Traveling is impractical for me as well, at least for now. For someone wheelchair-bound like me, the only feasible modes of traveling would be via accessible public transport or via my own car. It is problematic to get my own car while I am still just an international student (and my car would need accessibility adaptations as well), and accessible public transport is nearly non-existent during holidays. I cannot even feasibly travel to Toronto, the capital of the province, which is less then 2 hours of driving away. One of my close friends I know now lives less than 100km away, but there is no mode of transport between us other than driving -- and we have not even met once since we moved here. Being confined to one small university town, what I can really do is not much. Days and months start to blend together with this kind of life -- and to be honest, I still feel like 2022's new years day was just a few weeks ago.

I grew up in a big metropolitan area, never being too far from my family and close friends. As such, it never entered my imagination how lonely it would be to suddenly leave everything I knew behind.
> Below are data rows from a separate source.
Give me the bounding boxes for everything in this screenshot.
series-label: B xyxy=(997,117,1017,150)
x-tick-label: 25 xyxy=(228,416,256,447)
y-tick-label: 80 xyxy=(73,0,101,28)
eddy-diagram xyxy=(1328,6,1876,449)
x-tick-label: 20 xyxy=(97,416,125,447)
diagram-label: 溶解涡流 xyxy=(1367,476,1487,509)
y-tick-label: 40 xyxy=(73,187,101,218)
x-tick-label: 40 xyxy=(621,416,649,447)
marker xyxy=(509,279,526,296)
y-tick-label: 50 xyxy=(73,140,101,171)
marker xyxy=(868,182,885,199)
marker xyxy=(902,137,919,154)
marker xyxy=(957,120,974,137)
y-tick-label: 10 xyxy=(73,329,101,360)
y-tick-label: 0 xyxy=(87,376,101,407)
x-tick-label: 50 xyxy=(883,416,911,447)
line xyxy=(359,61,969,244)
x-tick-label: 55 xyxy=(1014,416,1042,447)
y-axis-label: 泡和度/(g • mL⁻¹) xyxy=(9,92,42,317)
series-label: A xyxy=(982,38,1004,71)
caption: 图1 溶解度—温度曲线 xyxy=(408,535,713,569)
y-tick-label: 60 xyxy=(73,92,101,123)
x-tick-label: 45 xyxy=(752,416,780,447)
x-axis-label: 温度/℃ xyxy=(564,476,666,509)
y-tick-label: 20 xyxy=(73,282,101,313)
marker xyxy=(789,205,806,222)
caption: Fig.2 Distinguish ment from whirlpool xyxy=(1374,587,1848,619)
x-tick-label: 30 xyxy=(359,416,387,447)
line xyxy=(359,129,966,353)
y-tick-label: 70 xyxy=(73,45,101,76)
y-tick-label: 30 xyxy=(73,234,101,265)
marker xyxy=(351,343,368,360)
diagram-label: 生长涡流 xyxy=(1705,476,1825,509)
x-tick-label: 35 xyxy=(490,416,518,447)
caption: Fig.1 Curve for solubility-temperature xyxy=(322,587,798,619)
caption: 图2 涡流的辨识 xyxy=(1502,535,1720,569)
Well, not exactly "everything I know", but pretty much everything and everyone I knew offline. There would always be something to do and someone to hang out with during any special day, but all of that is gone once I moved to a different country alone. Sure, I have made new friends, but how many could you feasibly make in such a short time? I am not a very extrovert person anyway, and it has always been very hard to have close friends. I might have had only a dozen during my entire life before, but now I have to start over. And that, is very, very hard.

For the longest time, I thought that I am a more online-inclined person, and offline interaction could be a bit overwhelming to me. Turns out, that might just be a result of living too close to those I love. Without them always around, and when my social interactions are limited to online, the loneliness really starts to kick in. I did not even feel the same thing due to COVID, but rather only after I moved out on my own. With COVID, I could still at least live and talk with my family, but now it is all different. I even struggle to write a summary for 2022, which I have been meaning to do for the past few days, because, again, without much offline interaction, what I do everyday just feels the same, even when they are not.

So here comes the time to say something about the new year. I don't really have any resolution to make this year, for I know that any resolution would not be a thing even after just January. All I have is some hopes that, if true, would make my 2023, and potentially all years after, a little bit better.

Hope that my thesis project would go smoothly and I would get my master's degree without much issue by the time we prepare for the 2024 new year celebrations.

Hope that I would be able to find a job here in Canada despite the economic situation.

And hope that I can finally find a place to settle down more long-term, get a car, and finally be able to travel around at least a little bit.